Ukrayna savaşıyla birlikte sadece halkı yoksullaşmadı, sanayisi de büyük bir darbe aldı.

Küreselleşmenin bu saldırısına karşı çıkacak ve halkı savunacak bir sol parti yoktu.

Sosyalist, komünist partiler sistemin sol ayağı işbirlikçi sosyal demokratlardı.
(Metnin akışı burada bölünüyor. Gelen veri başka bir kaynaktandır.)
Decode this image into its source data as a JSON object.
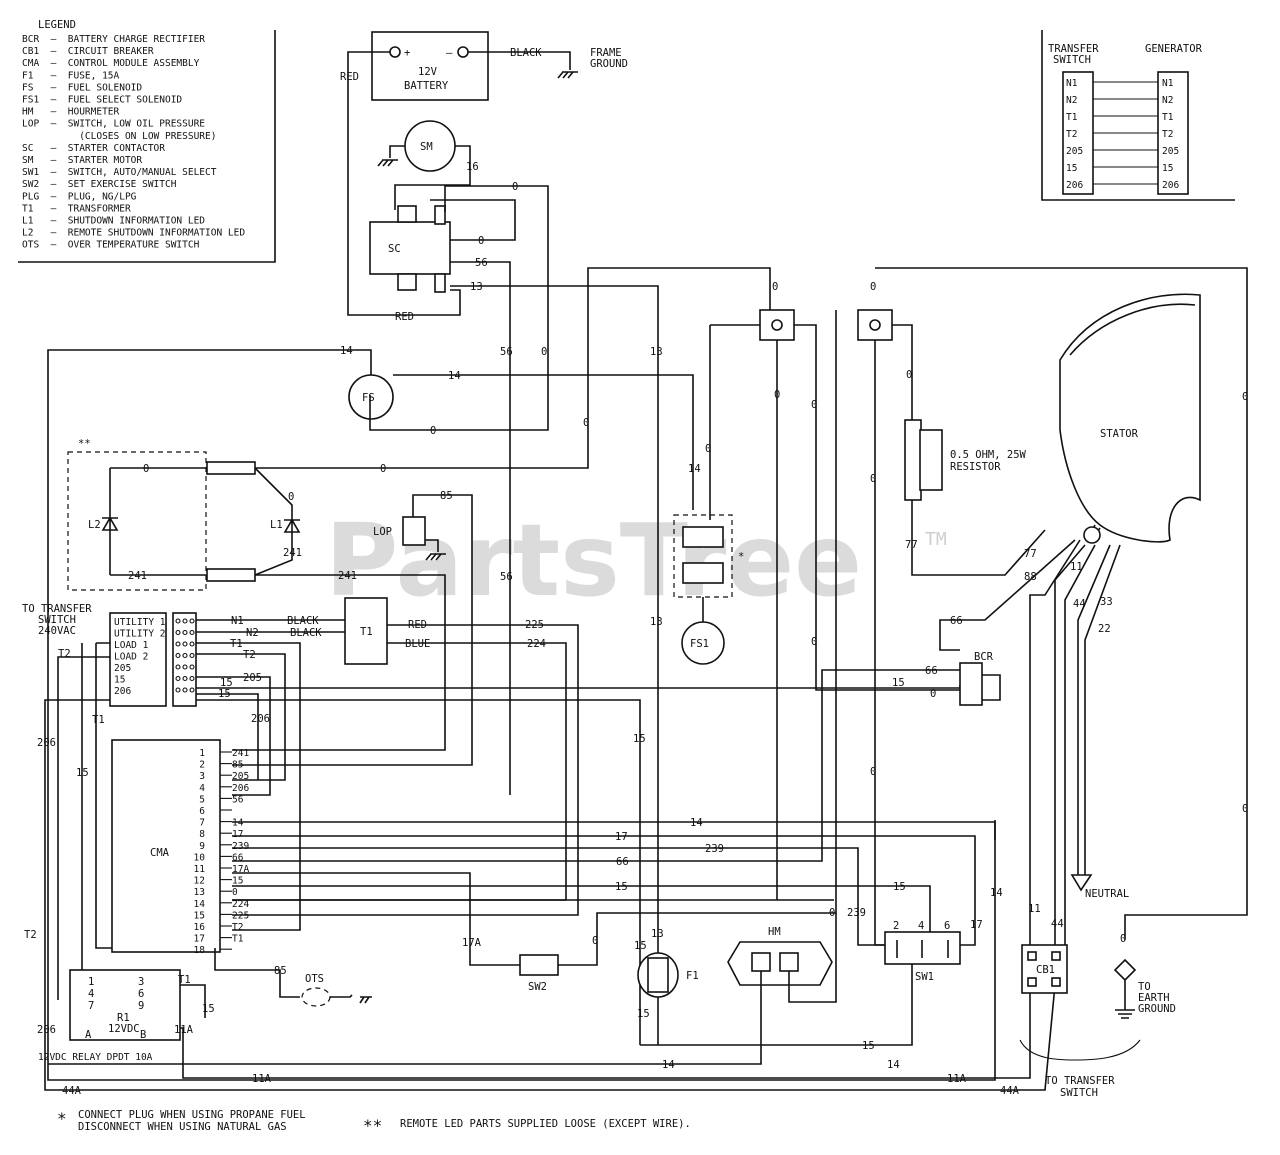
{
  "watermark": {
    "text": "PartsTree",
    "tm": "TM"
  },
  "legend": {
    "title": "LEGEND",
    "items": [
      "BCR  –  BATTERY CHARGE RECTIFIER",
      "CB1  –  CIRCUIT BREAKER",
      "CMA  –  CONTROL MODULE ASSEMBLY",
      "F1   –  FUSE, 15A",
      "FS   –  FUEL SOLENOID",
      "FS1  –  FUEL SELECT SOLENOID",
      "HM   –  HOURMETER",
      "LOP  –  SWITCH, LOW OIL PRESSURE",
      "          (CLOSES ON LOW PRESSURE)",
      "SC   –  STARTER CONTACTOR",
      "SM   –  STARTER MOTOR",
      "SW1  –  SWITCH, AUTO/MANUAL SELECT",
      "SW2  –  SET EXERCISE SWITCH",
      "PLG  –  PLUG, NG/LPG",
      "T1   –  TRANSFORMER",
      "L1   –  SHUTDOWN INFORMATION LED",
      "L2   –  REMOTE SHUTDOWN INFORMATION LED",
      "OTS  –  OVER TEMPERATURE SWITCH"
    ]
  },
  "battery": {
    "label1": "12V",
    "label2": "BATTERY",
    "plus": "+",
    "minus": "–",
    "red": "RED",
    "black": "BLACK",
    "frame1": "FRAME",
    "frame2": "GROUND"
  },
  "components": {
    "sm": "SM",
    "sc": "SC",
    "fs": "FS",
    "fs1": "FS1",
    "t1": "T1",
    "bcr": "BCR",
    "stator": "STATOR",
    "cma": "CMA",
    "hm": "HM",
    "sw1": "SW1",
    "sw2": "SW2",
    "f1": "F1",
    "cb1": "CB1",
    "lop": "LOP",
    "ots": "OTS",
    "l1": "L1",
    "l2": "L2",
    "resistor1": "0.5 OHM, 25W",
    "resistor2": "RESISTOR",
    "neutral": "NEUTRAL",
    "earth1": "TO",
    "earth2": "EARTH",
    "earth3": "GROUND",
    "relay1": "R1",
    "relay2": "12VDC",
    "relay_caption": "12VDC RELAY DPDT 10A",
    "remote_mark": "**",
    "asterisk": "*"
  },
  "transfer_table": {
    "left_header1": "TRANSFER",
    "left_header2": "SWITCH",
    "right_header": "GENERATOR",
    "rows": [
      "N1",
      "N2",
      "T1",
      "T2",
      "205",
      "15",
      "206"
    ]
  },
  "ts_block": {
    "title1": "TO TRANSFER",
    "title2": "SWITCH",
    "title3": "240VAC",
    "rows": [
      "UTILITY 1",
      "UTILITY 2",
      "LOAD 1",
      "LOAD 2",
      "205",
      "15",
      "206"
    ]
  },
  "cma_pins": [
    {
      "pin": "1",
      "wire": "241"
    },
    {
      "pin": "2",
      "wire": "85"
    },
    {
      "pin": "3",
      "wire": "205"
    },
    {
      "pin": "4",
      "wire": "206"
    },
    {
      "pin": "5",
      "wire": "56"
    },
    {
      "pin": "6",
      "wire": ""
    },
    {
      "pin": "7",
      "wire": "14"
    },
    {
      "pin": "8",
      "wire": "17"
    },
    {
      "pin": "9",
      "wire": "239"
    },
    {
      "pin": "10",
      "wire": "66"
    },
    {
      "pin": "11",
      "wire": "17A"
    },
    {
      "pin": "12",
      "wire": "15"
    },
    {
      "pin": "13",
      "wire": "0"
    },
    {
      "pin": "14",
      "wire": "224"
    },
    {
      "pin": "15",
      "wire": "225"
    },
    {
      "pin": "16",
      "wire": "T2"
    },
    {
      "pin": "17",
      "wire": "T1"
    },
    {
      "pin": "18",
      "wire": ""
    }
  ],
  "wires": {
    "w0": "0",
    "w13": "13",
    "w14": "14",
    "w15": "15",
    "w16": "16",
    "w17": "17",
    "w56": "56",
    "w85": "85",
    "w241": "241",
    "w66": "66",
    "w77": "77",
    "w88": "88",
    "w11": "11",
    "w44": "44",
    "w33": "33",
    "w22": "22",
    "w224": "224",
    "w225": "225",
    "w239": "239",
    "w17a": "17A",
    "w11a": "11A",
    "w44a": "44A",
    "w205": "205",
    "w206": "206",
    "t1": "T1",
    "t2": "T2",
    "n1": "N1",
    "n2": "N2",
    "black": "BLACK",
    "red": "RED",
    "blue": "BLUE"
  },
  "relay_pins": [
    "1",
    "3",
    "4",
    "6",
    "7",
    "9",
    "A",
    "B"
  ],
  "sw1_pins": [
    "2",
    "4",
    "6"
  ],
  "ts_bottom1": "TO TRANSFER",
  "ts_bottom2": "SWITCH",
  "notes": {
    "note1a": "CONNECT PLUG WHEN USING PROPANE FUEL",
    "note1b": "DISCONNECT WHEN USING NATURAL GAS",
    "note2": "REMOTE LED PARTS SUPPLIED LOOSE (EXCEPT WIRE)."
  }
}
KÜRESELLEŞMEYE KARŞI ÜLKELERİNİ MİLLİYETÇİLER SAVUNUYOR Devrimci solun savunması gereken bu değerlere ilginç bir şekilde milliyetçiler sahip çıktı ve giderek büyüyerek ülkelerinde birinci ikinci parti durumuna geldiler.

Macaristan.

Slovakya ve İtalya gibi ülkelerde de iktidara geldiler.

Bunun için Fransa’da daha önceden Komünist Parti’nin en çok oy aldığı bölgelerde bugün Le Pen’in partisi güçlüdür.

Bunun için Doğu Almanya’da Almanya Alternatif Partisi AfD) daha çok oy almaktadır.Bu süreç Ukrayna savaşıyla daha da hızlandı.

Bu partiler ve iktidarlar, Avrupa’yı savaşın eşiğine getiren, ABD ve NATO’ya peşkeş çeken küreselci liderlere karşı mücadeleyi yükseltiler.

Trump-Putin görüşmelerini destekliyor, Ukrayna’da savaşın sona ermesini ve Rusya ile dostluğu savunuyorlar.Bugün Avrupa Birliği’nin başını sadece Trump değil; Macaristan Başbakanı Viktor Orban, Slovakya Başbakanı Robert Fico da ağrıtıyor.